Telltale returns to “The Walking Dead” well once again with a new game based on the hugely successful “Walking Dead” franchise.  This time Telltale is leaving behind their original take on the series and instead exploring an established fan-favorite character.  Does this third trip to the well produce some refreshing water or have things gotten a bit stale?

In “The Walking Dead: Michonne” players take on the role of sword wielding (or machete in this case) badass Michonne in a story that takes place at a specific point in the comic series (starting at issue #126) where Michonne left the main group and had a solo adventure.  This is a dark period in Michonne’s life as she is forced to deal with the psychological scars left behind after the death of her daughters.

However, Michonne isn’t alone in her new adventure.  She eventually hooks up with a seafaring crew led by a man named Pete who lets Michonne tag along as they sale the seas.  While on a supply run they discover that something is amiss with their usual supplier and learn that a new colony, called Monroe, has taken its place.  Can these new people be trusted? What happened to the suppliers that used to be there? And can Michonne handle these new challenges while grappling with her own demons?

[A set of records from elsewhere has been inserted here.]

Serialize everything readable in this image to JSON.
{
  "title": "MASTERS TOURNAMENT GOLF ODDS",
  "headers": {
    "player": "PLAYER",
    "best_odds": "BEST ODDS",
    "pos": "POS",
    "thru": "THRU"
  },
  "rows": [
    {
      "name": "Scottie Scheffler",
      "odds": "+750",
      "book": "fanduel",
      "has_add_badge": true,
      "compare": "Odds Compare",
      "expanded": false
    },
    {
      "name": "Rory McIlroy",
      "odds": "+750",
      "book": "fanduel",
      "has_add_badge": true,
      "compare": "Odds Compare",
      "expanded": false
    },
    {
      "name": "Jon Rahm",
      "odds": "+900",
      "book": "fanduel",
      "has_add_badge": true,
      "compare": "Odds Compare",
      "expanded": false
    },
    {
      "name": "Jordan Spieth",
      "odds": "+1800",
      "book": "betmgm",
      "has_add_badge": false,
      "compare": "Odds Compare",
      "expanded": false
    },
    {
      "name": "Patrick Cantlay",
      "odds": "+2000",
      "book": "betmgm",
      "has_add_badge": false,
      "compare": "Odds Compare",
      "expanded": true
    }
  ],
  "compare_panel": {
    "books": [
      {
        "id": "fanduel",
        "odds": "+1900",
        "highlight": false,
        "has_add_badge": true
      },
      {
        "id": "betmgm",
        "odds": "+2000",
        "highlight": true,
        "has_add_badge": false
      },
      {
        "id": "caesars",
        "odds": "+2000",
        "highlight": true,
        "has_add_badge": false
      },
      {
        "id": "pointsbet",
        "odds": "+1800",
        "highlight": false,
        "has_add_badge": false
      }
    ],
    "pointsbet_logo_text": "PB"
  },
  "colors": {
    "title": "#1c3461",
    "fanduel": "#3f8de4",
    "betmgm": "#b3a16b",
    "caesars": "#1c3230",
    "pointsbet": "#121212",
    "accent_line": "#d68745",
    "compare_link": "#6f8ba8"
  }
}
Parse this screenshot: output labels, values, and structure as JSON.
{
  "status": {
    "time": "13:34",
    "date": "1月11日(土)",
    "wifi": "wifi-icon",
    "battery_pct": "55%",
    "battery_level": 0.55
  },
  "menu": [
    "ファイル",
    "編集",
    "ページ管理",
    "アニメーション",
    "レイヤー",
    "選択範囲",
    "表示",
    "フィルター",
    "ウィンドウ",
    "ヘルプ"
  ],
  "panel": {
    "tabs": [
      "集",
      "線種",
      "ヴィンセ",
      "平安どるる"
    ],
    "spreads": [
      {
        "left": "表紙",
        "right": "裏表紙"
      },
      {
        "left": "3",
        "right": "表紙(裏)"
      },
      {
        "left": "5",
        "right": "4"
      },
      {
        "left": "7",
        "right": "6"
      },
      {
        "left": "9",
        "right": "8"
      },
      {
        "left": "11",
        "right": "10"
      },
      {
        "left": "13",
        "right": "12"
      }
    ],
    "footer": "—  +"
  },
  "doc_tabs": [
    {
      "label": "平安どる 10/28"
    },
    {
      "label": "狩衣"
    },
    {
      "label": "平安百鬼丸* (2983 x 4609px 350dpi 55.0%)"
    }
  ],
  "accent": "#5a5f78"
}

Overall the story is a bit of a roller coaster.  The game is at its best when we’re allowed an insight into Michonne’s psyche to see how this horribly traumatic event affected her.  If you were already invested in Michonne’s character from watching the TV series, this will give you another reason to appreciate her.  However, she’s the only member of this new cast that I found myself caring about.

The game is incredibly short, less than 90 minutes for me, so it doesn’t leave a whole lot of room for meaningful character development. Everyone you meet comes with a big bright label so its clear to see who they are straight away.  You got your troubled teen, evil jerk, nervous guy who will probably die right away, and so on.  Of the entire cast of characters the only one that struck me as being interesting was a character named Norma and that’s because they did an excellent job of making her nature extremely ambiguous.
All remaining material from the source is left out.